Supporters of the Japanese site, including the United States, countered that the technical discussions were meant to feed into a wider political decision on a site.

The outcome of the meeting — privately described as ‘fiery’ by participants — was a bland statement that it had agreed to disagree. No further meetings have been scheduled to decide on a site, and plans to consider making the experimental reactor part of a broader, international fusion-research package remain just plans.

One Japanese government official put a brave face on the situation. “We're going up the stairs one step at a time,” he says. “There's no such thing as an endless staircase, so eventually we'll get there.” A European fusion scientist close to the talks disagreed: “We're not going anywhere.”

US sources familiar with the negotiations say that the government there wants to take a backseat, in the hope that Europe and Japan can come to an agreement.
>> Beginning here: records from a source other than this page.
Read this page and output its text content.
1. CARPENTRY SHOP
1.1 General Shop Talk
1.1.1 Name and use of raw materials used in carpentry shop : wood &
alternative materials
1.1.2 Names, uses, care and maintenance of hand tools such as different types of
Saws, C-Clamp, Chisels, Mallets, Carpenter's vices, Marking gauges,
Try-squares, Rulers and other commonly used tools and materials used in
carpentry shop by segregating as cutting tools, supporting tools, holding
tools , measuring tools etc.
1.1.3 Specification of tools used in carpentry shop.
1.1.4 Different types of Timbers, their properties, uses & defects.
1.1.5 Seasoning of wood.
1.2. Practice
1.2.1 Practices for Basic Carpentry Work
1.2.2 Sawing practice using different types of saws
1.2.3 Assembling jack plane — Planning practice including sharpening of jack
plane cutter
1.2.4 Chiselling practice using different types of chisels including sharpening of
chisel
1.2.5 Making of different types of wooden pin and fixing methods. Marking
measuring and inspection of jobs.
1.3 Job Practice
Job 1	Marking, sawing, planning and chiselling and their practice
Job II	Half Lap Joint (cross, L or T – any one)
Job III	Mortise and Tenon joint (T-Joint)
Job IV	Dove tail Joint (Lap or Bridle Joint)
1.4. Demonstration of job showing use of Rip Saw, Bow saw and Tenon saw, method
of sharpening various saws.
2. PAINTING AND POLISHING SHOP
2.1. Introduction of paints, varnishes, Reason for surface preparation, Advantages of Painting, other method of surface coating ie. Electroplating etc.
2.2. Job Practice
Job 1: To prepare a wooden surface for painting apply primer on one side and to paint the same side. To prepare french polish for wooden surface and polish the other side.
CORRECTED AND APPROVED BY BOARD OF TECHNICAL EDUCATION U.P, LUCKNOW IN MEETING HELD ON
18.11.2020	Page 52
But many researchers wonder if an accord can be reached. “People in the United States have no idea how this will get resolved,” says Stephen Dean, head of Fusion Power Associates, a Washington-based advocacy group for fusion research.

Others worry that a decision on location will not be reached by the summer, when US researchers are set to re-evaluate the nation's role in the project. “Europe and Japan have to arrive at a decision, otherwise this could go on forever,” says Dale Meade, a physicist at the Princeton Plasma Physics Laboratory in New Jersey.

An eight-person European Union delegation went to Tokyo this week to seek agreement with Japanese experts and government officials. One European scientist privately branded the trip “mission impossible”.

But despite the deadlock, India last week became the latest nation to say it might join the project. According to science secretary Valangiman Ramamurthy, it accepted an offer from David King, science adviser to Prime Minister Tony Blair, to join ITER as a partner of Britain, which will cost India less than joining the project as a full partner.